I don't have much to add to the excellent job Momai did. Just a little suggested tweeking: I don't know why you chose "us" تغادرنا instead of "me" تغادرني/تتركني. I think the latter is the intended meaning, for lamenting past youth is an individual thing. I guess.
And for the last line, I'd prefer لكن الفجر الذهبي لي/مِلْكي .


----------



## psxws

cherine said:


> I don't have much to add to the excellent job Momai did. Just a little suggested tweeking: I don't know why you chose "us" تغادرنا instead of "me" تغادرني/تتركني. I think the latter is the intended meaning, for lamenting past youth is an individual thing. I guess.
> And for the last line, I'd prefer لكن الفجر الذهبي لي/مِلْكي .
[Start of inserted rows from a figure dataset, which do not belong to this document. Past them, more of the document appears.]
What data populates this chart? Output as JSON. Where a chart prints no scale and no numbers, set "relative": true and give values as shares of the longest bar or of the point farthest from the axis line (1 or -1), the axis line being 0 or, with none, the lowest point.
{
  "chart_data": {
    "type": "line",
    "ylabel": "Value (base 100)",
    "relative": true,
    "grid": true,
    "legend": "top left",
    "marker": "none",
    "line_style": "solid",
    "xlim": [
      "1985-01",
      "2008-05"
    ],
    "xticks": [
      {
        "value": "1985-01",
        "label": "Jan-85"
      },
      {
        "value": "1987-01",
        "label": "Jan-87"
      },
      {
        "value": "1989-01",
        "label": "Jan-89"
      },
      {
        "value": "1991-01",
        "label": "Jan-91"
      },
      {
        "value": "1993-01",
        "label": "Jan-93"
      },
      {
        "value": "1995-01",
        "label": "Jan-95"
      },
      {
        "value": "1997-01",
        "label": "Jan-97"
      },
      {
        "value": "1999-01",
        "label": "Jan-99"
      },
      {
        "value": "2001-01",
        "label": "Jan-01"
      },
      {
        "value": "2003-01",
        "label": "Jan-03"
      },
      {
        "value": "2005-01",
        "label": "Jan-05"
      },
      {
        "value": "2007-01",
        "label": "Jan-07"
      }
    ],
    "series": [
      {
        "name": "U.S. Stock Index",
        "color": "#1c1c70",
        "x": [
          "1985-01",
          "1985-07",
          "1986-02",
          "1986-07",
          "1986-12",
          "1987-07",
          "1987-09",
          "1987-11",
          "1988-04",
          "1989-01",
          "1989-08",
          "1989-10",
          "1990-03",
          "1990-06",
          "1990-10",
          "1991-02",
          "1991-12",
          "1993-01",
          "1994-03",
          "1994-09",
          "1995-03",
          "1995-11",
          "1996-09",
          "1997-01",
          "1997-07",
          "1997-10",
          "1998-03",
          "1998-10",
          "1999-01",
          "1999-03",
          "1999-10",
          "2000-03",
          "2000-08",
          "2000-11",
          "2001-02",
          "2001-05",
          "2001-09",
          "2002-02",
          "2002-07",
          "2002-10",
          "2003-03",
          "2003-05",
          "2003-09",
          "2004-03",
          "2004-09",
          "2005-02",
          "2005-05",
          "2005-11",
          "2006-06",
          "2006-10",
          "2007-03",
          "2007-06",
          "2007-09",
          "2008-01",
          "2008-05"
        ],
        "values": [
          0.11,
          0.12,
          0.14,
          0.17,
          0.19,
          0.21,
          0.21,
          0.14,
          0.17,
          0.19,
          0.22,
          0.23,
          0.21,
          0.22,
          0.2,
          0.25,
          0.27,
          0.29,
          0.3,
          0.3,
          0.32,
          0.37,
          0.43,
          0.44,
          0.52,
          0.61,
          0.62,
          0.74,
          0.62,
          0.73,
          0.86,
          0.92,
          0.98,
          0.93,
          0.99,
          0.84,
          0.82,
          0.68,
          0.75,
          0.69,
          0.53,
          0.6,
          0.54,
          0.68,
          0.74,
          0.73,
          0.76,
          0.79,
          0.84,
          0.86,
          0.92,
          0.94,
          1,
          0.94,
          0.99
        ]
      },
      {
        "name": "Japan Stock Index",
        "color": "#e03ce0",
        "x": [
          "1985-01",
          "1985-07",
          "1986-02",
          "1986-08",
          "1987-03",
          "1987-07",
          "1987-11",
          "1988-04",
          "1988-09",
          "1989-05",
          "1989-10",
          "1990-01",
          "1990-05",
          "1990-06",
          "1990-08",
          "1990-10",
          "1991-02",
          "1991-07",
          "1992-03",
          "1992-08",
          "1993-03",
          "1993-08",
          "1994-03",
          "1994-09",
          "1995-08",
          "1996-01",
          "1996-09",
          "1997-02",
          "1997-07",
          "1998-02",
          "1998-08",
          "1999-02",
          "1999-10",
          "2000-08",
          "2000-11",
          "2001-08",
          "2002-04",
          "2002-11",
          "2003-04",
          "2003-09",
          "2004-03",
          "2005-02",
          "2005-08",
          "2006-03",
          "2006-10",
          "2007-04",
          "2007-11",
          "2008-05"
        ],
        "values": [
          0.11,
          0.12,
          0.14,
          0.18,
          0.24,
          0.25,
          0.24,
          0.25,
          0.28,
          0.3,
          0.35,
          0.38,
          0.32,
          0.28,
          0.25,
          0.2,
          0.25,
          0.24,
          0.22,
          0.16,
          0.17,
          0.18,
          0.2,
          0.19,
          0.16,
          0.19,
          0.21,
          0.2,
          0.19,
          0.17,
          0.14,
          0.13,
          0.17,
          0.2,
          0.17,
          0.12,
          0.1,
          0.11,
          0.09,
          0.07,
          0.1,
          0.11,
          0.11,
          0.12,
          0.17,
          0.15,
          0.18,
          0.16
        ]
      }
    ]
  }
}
Agreed as to the intended meaning, I thought the same thing but figured it might be more poetic in the plural. I also think the last line sounds better as you have it. شكرا يا تشرين

So, once again, final* version:

*اغنية خريفية في الربيع
*
الشباب ,يا كنزاً إلهياً
تغادرني اﻵن بلا رجعة
  حين أرغب في البكاء ,لا أذرف ايّة دمعة ..
  أحياناً أبكي بلا رغبة ..

لكن الفجر الذهبي مِلْكي!
​


----------



## elroy

I’m surprised no one commented on this, but you can’t use الشباب to address youth.  It sounds especially dissonant with the subsequent vocative.

يا أيها الشباب، يا ذا الكنز الإلهي 

“Already” is often very challenging to translate into Arabic!  I think here من الآن might work.

ها أنت تتركني من الآن، ولن تعود 

My suggestion for the rest:

حين أريد البكاء لا أبكي
وأحيانًا أبكي دون أن أريد
لكن الفجر الذهبي، إنه لي!


----------



## cherine

elroy said:


> I’m surprised no one commented on this, but you can’t use الشباب to address youth.  It sounds especially dissonant with the subsequent vocative.
> يا أيها الشباب، يا ذا الكنز الإلهي


You're right that we should use a حرف نداء. But thinking about this now, I believe it's even better to go for يا شبابي , as the poet is lamenting the departure of his own youth (as he's becoming an old man) not youth in general.


> “Already” is often very challenging to translate into Arabic!


True, but as it's not there in the original Spanish, we don't need to worry about it here.


> حين أريد البكاء لا أبكي
> وأحيانًا أبكي دون أن أريد
> لكن الفجر الذهبي، إنه لي!


I like the last two, but for the first line I prefer the one given above:
حين أرغب في البكاء، لا أذرف أيّة دمعة


----------



## elroy

cherine said:


> it's not there in the original Spanish


 It is -- you must have missed it: 


psxws said:


> ¡*ya* te vas para no volver!


 But I'm actually now realizing that the English translation doesn't include it! 


psxws said:


> Now you leave, never to return!


----------



## cherine

True, but it doesn't "feel" correct to say "you're already leaving", I think the intended meaning here is actually "now", not "already".


----------



## elroy

I would say “You’re *leaving already*”; cf. 





psxws said:


> "Ya te vas" means "you're leaving already".


 “Now” for me is too neutral.  Perhaps it was used in the English translation for metrical or other reasons not related to the meaning.


----------